Brown Bears appear in many color variations ranging from light brown or blonde to dark brown or almost black. The tips of the longer guard hairs may often be lighter. While the brown bear resembles its close relative, the black bear (Ursus americanus) is larger and has a more prominent shoulder hump, smaller ears, and longer, straighter claws. These physical characteristics should be used to distinguish the brown bear from the black bear because both species vary in color.
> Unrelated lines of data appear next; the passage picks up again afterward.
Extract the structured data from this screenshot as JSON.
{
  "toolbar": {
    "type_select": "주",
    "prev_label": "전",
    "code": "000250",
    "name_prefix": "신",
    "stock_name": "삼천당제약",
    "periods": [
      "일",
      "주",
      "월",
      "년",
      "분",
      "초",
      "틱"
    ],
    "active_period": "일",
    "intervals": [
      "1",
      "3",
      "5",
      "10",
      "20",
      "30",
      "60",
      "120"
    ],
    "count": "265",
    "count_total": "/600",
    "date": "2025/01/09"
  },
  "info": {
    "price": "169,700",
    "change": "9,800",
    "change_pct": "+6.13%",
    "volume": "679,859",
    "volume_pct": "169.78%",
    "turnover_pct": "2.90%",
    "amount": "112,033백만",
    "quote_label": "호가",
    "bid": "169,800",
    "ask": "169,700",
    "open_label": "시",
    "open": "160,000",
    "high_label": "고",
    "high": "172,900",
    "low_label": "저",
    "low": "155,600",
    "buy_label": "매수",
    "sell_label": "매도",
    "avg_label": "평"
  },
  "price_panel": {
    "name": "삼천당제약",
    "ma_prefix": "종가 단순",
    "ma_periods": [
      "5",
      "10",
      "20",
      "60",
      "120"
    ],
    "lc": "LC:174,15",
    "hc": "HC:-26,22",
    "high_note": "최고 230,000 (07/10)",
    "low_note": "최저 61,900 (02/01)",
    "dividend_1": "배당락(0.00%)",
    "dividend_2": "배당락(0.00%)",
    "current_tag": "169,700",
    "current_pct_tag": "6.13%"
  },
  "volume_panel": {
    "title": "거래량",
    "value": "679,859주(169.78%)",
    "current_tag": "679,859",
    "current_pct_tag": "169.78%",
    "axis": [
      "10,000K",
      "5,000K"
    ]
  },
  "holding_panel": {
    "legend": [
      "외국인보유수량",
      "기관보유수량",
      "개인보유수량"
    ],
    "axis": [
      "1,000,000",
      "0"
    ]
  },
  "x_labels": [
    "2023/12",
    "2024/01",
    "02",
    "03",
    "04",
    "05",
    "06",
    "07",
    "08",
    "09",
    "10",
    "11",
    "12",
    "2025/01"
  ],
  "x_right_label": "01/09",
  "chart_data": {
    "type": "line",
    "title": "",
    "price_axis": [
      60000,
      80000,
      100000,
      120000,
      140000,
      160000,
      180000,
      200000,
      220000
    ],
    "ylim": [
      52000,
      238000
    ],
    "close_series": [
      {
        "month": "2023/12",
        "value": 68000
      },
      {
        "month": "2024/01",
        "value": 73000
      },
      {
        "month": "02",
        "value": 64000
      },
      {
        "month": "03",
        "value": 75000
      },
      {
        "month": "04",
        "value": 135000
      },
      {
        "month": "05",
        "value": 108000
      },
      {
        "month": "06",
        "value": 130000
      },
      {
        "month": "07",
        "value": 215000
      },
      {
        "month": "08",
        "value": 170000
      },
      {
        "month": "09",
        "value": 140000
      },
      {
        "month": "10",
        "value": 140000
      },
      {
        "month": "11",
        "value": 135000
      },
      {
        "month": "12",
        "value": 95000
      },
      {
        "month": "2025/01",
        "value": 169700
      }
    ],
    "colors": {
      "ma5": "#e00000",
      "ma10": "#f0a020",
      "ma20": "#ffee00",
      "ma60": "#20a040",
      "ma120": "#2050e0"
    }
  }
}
Polar Bears (Ursus maritimus)
The polar bear is native to Alaska’s Arctic coast and ice pack. They travel great distances, roaming the ice during the dark winter and hunting for food. Their thick fat (up to four inches on the rump) and fur insulate it against the severe cold, and their fine fur, which appears white or cream-colored, camouflages it from its prey. The bear’s short tail and small ears help reduce heat loss, and the narrow head and long, tapered body streamline it for swimming. The polar bear has adapted live on land and the ocean and is considered a semi-aquatic marine mammal. Polar bears depend mainly upon fat-rich seals for food, which it hunts from the pack ice. It has uniquely adapted to sea, land, and ice life.
Scientists now believe that the projected decreases in the polar sea ice due to global warming will have a significant negative impact or even lead to the extinction of this species within this century. The population of just between 20,000-25,000 polar bears has been shrinking. While there are some 18 distinct polar bear populations, Alaska’s southern Beaufort Sea population plummeted from 1500 animals in 2001 to 900 in 2010 (Ecological Applications Journal). The United States Geological Survey estimates that the polar bear population will shrink to 1/3 of its size by 2050. These population reductions are mainly due to melting sea ice, limiting access to the polar bear’s primary food source.
American Black Bear (Ursus americanus)
Black bears occur over most of the forested areas of Alaska, except in some places in the southeast where islands are inhabited only by brown bears. Black bears are often associated with forests but may be found from sea level to higher alpine areas. They hibernate during winter and may build dens in tree cavities, caves, and shallow depressions. Black bears are the smallest of the North American bears, and males are more significant than females. Black bears are opportunistic eaters, but most of their diet consists of plants, berries, and insects, in addition to mammals, carrion, and fish. They have many different color phases ranging from black, brown, cinnamon, blue-black, and sometimes near white, although rare.